>>>
>>> Regarding Python 3:
>>> Would you drop Python 2 support or do you want to support Python 2/3 in 
>>> parallel? I would prefer the former…
>>
>> For quite some time we would need to support both; we can't just have
>> a release of git that one day breaks git-p4 for people stuck on Python
>> 2. But it might not be that hard to support both (though converting
>> all those print statements could be quite tiresome).
> Agreed. However supporting both versions increases code complexity as well as 
> testing effort. Would a compromise like the following work? We fork 
> “git-p4.py” to “git-p4-python2.py” and just apply important bug fixes to that 
> file. All new development happens on a Python 3 only git-p4.py.

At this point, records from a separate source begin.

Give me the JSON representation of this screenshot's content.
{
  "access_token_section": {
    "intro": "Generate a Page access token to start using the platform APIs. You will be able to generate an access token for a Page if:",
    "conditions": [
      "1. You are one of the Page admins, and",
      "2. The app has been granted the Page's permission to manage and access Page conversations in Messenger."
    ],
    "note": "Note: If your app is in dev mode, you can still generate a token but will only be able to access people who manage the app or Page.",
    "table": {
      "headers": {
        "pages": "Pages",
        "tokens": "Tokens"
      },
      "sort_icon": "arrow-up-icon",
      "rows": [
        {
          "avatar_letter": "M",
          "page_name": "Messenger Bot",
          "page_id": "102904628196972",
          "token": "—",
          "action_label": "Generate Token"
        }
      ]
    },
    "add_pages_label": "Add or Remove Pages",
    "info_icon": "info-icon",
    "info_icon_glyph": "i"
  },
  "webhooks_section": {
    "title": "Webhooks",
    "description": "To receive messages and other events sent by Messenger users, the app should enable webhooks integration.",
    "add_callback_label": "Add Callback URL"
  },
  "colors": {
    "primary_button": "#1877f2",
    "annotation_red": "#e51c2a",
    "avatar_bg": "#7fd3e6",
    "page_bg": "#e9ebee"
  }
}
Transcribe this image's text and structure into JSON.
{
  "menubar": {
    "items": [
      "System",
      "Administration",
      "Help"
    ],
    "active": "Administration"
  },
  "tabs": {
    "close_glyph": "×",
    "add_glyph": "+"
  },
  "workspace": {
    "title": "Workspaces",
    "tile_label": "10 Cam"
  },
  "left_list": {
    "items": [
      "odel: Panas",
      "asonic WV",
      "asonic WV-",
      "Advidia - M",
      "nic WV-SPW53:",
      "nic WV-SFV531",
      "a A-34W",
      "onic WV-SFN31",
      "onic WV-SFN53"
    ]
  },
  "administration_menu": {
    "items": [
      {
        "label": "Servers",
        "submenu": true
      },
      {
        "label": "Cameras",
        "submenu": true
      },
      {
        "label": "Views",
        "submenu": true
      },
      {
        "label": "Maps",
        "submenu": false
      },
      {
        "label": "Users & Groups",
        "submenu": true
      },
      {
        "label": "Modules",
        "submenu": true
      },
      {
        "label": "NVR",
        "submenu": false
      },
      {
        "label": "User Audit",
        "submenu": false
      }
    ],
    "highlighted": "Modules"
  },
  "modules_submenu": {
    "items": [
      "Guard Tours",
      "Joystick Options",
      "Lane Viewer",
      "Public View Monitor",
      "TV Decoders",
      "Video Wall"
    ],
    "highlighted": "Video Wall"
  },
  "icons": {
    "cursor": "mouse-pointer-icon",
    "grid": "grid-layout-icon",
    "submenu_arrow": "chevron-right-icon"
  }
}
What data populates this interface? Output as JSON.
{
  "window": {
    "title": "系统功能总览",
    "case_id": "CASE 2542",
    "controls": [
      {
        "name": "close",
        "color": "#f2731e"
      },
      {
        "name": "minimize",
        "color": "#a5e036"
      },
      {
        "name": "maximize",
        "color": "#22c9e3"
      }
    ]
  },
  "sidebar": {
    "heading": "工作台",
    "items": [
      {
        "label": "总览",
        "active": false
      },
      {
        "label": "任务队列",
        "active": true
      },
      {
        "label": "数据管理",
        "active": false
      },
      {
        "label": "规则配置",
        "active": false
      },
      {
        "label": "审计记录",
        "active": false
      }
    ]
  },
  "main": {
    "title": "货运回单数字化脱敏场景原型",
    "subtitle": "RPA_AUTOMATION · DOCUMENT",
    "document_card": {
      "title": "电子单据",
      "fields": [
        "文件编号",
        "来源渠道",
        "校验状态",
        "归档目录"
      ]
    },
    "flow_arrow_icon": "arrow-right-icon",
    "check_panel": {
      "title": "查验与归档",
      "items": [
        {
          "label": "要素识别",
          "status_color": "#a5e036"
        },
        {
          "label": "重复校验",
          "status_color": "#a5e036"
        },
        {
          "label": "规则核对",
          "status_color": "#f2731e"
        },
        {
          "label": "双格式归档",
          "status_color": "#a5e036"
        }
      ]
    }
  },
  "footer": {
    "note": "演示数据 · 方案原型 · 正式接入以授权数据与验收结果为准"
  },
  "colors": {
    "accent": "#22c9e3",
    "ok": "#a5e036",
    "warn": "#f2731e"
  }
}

I'm not a python expert, but I think we're quite a way from that point
anyway. I think we'd want to run 2to3 on it and make it work - at that
point it should work on both python 2.7 (and earlier? I don't know)

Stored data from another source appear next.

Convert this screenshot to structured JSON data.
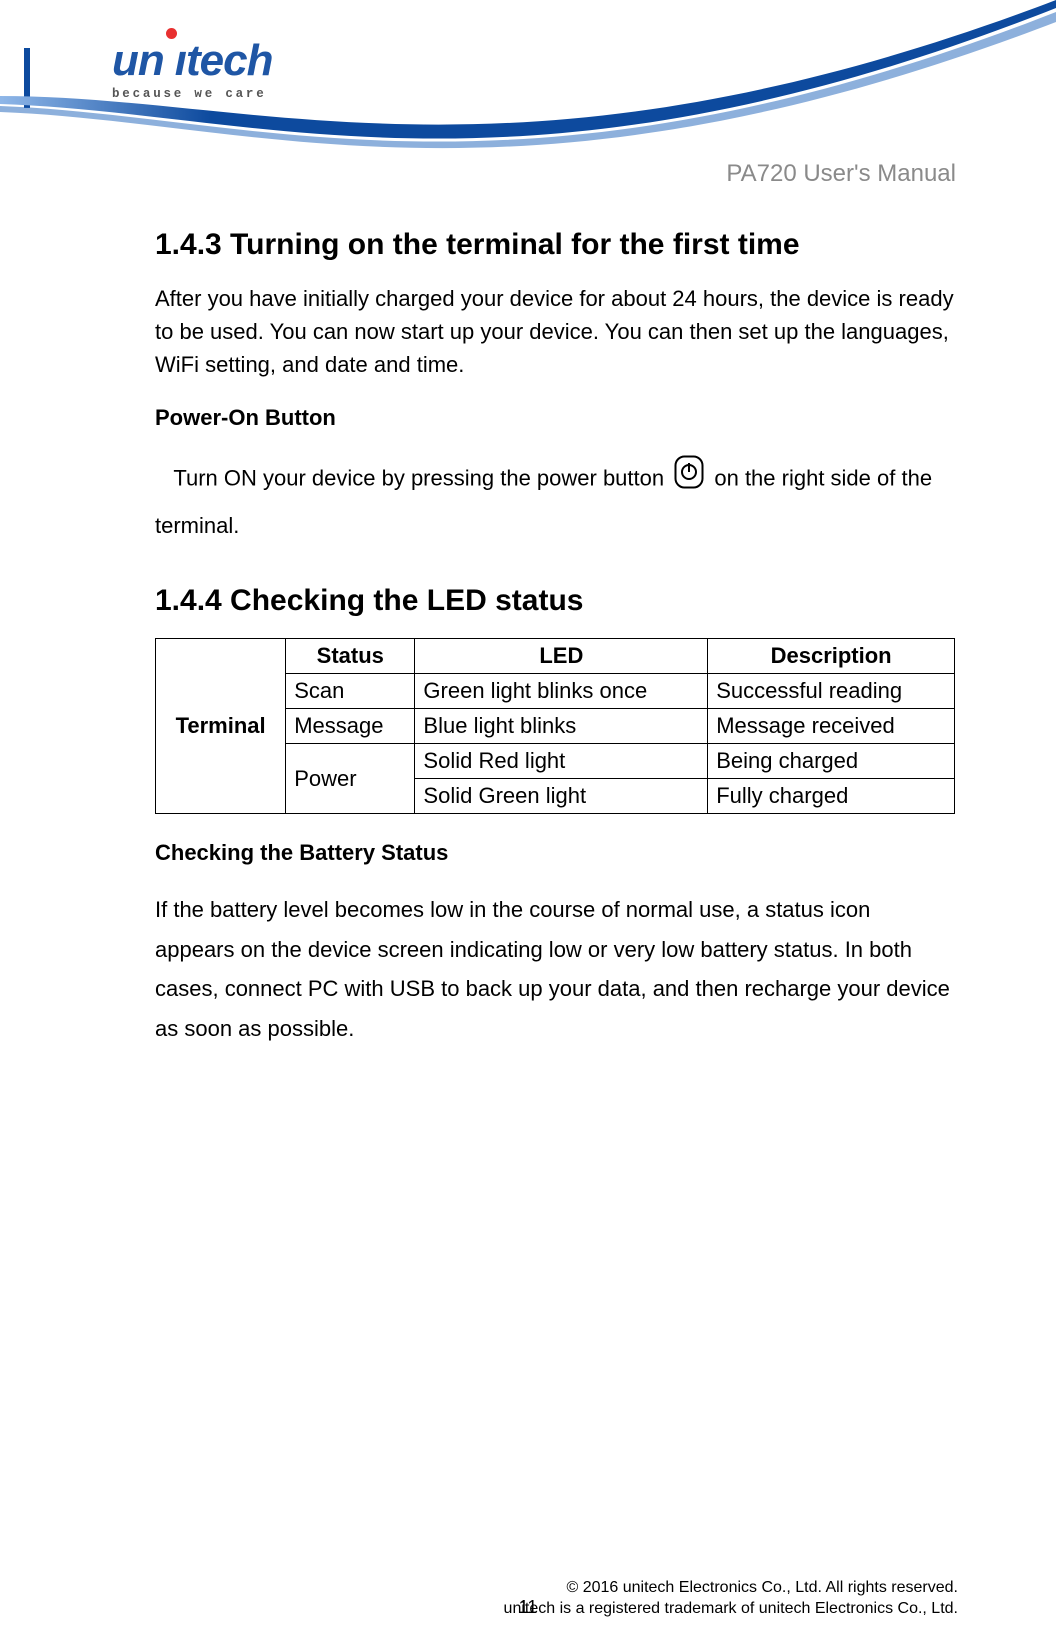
{
  "brand": {
    "name": "unitech",
    "tagline": "because we care"
  },
  "doc_title": "PA720 User's Manual",
  "section_1_4_3": {
    "heading": "1.4.3 Turning on the terminal for the first time",
    "intro": "After you have initially charged your device for about 24 hours, the device is ready to be used. You can now start up your device. You can then set up the languages, WiFi setting, and date and time.",
    "power_on_label": "Power-On Button",
    "power_on_text_a": "Turn ON your device by pressing the power button ",
    "power_on_text_b": " on the right side of the terminal."
  },
  "section_1_4_4": {
    "heading": "1.4.4 Checking the LED status"
  },
  "led_table": {
    "rowhdr": "Terminal",
    "cols": {
      "status": "Status",
      "led": "LED",
      "desc": "Description"
    },
    "rows": [
      {
        "status": "Scan",
        "led": "Green light blinks once",
        "desc": "Successful reading"
      },
      {
        "status": "Message",
        "led": "Blue light blinks",
        "desc": "Message received"
      },
      {
        "status": "Power",
        "led": "Solid Red light",
        "desc": "Being charged"
      },
      {
        "status": "",
        "led": "Solid Green light",
        "desc": "Fully charged"
      }
    ]
  },
  "battery": {
    "heading": "Checking the Battery Status",
    "text": "If the battery level becomes low in the course of normal use, a status icon appears on the device screen indicating low or very low battery status. In both cases, connect PC with USB to back up your data, and then recharge your device as soon as possible."
  },
  "footer": {
    "page_number": "11",
    "copyright1": "© 2016 unitech Electronics Co., Ltd. All rights reserved.",
    "copyright2": "unitech is a registered trademark of unitech Electronics Co., Ltd."
  }
}
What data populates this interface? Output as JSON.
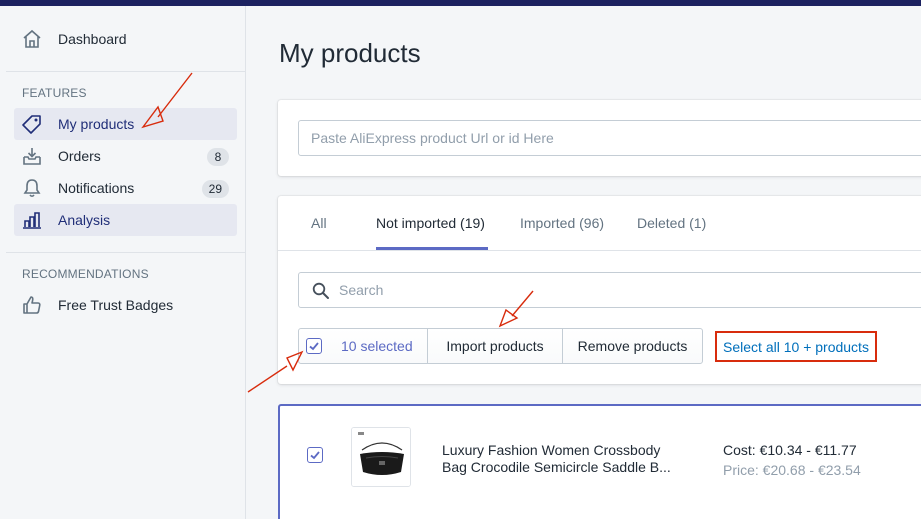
{
  "sidebar": {
    "dashboard_label": "Dashboard",
    "features_title": "FEATURES",
    "items": [
      {
        "label": "My products",
        "icon": "tag-icon",
        "active": true
      },
      {
        "label": "Orders",
        "icon": "inbox-download-icon",
        "badge": "8"
      },
      {
        "label": "Notifications",
        "icon": "bell-icon",
        "badge": "29"
      },
      {
        "label": "Analysis",
        "icon": "bar-chart-icon",
        "active": true
      }
    ],
    "recommendations_title": "RECOMMENDATIONS",
    "recommendations": [
      {
        "label": "Free Trust Badges",
        "icon": "thumbs-up-icon"
      }
    ]
  },
  "main": {
    "title": "My products",
    "url_input": {
      "placeholder": "Paste AliExpress product Url or id Here",
      "value": ""
    },
    "tabs": [
      {
        "label": "All"
      },
      {
        "label": "Not imported (19)",
        "active": true
      },
      {
        "label": "Imported (96)"
      },
      {
        "label": "Deleted (1)"
      }
    ],
    "search": {
      "placeholder": "Search"
    },
    "bulk": {
      "selected_label": "10 selected",
      "import_label": "Import products",
      "remove_label": "Remove products",
      "select_all_label": "Select all 10 + products"
    },
    "products": [
      {
        "title": "Luxury Fashion Women Crossbody Bag Crocodile Semicircle Saddle B...",
        "cost": "Cost: €10.34 - €11.77",
        "price": "Price: €20.68 - €23.54",
        "checked": true
      }
    ]
  },
  "colors": {
    "accent": "#5c6ac4",
    "nav_active_text": "#202e78",
    "link": "#006fbb",
    "annotation_red": "#d82c0d",
    "topbar": "#1c2260"
  }
}
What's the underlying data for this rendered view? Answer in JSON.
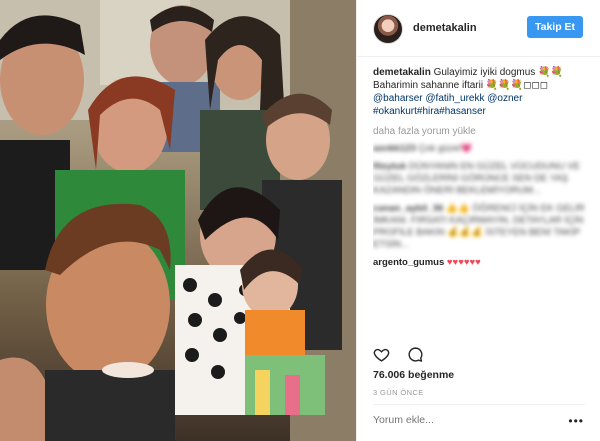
{
  "post": {
    "username": "demetakalin",
    "follow_label": "Takip Et",
    "caption_user": "demetakalin",
    "caption_text": "Gulayimiz iyiki dogmus 💐💐 Baharimin sahanne iftarii 💐💐💐◻◻◻",
    "caption_tags": "@baharser @fatih_urekk @ozner #okankurt#hira#hasanser",
    "more_comments": "daha fazla yorum yükle",
    "comments": [
      {
        "user": "asnkk123",
        "text": "Çok güzel💗"
      },
      {
        "user": "fileytuk",
        "text": "DÜNYANIN EN GÜZEL VÜCUDUNU VE GÜZEL GÖZLERİNİ GÖRÜNCE SEN DE YAŞ KAZANDIN ÖNERİ BEKLEMİYORUM..."
      },
      {
        "user": "canan_aybil_36",
        "text": "👍👍 ÖĞRENCİ İÇİN EK GELİR İMKANI. FIRSATI KAÇIRMAYIN, DETAYLAR İÇİN PROFİLE BAKIN 💰💰💰 İSTEYEN BENİ TAKİP ETSİN..."
      },
      {
        "user": "argento_gumus",
        "text": "♥♥♥♥♥♥"
      }
    ],
    "likes": "76.006 beğenme",
    "time": "3 GÜN ÖNCE",
    "comment_placeholder": "Yorum ekle...",
    "more_dots": "•••"
  },
  "icons": {
    "heart": "heart-icon",
    "comment": "comment-icon"
  },
  "colors": {
    "follow_button": "#3897f0",
    "link": "#003569"
  }
}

and python 3.x. By the time that's done, we may well find that we
_can_ just drop python2 support, or fork, as you suggest.

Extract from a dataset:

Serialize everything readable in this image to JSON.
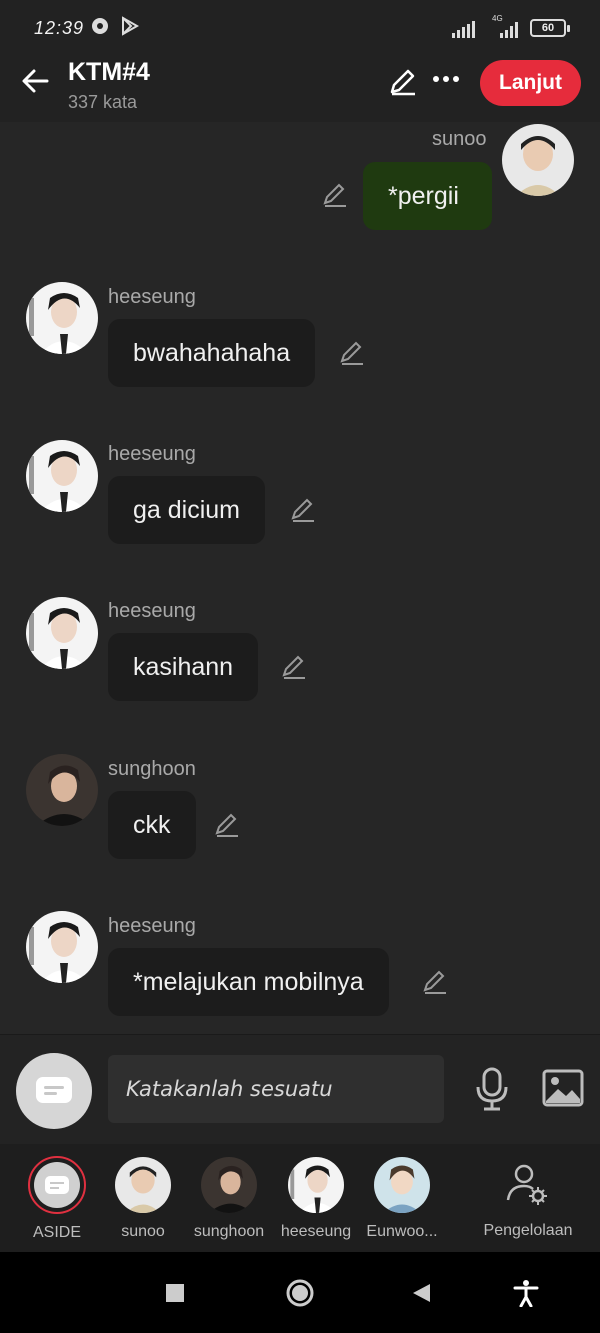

Running 2to3 also includes adding test cases for all the code that is
in there that's not currently covered so that end-users don't find out
the hard way that we've missed bits. That's why I think it's a fairly
long-term goal.

Regardless, I think we'd want to have a wider discussion about the
best way forward, and there doesn't seem much point having that
discussion now when there's no actual code!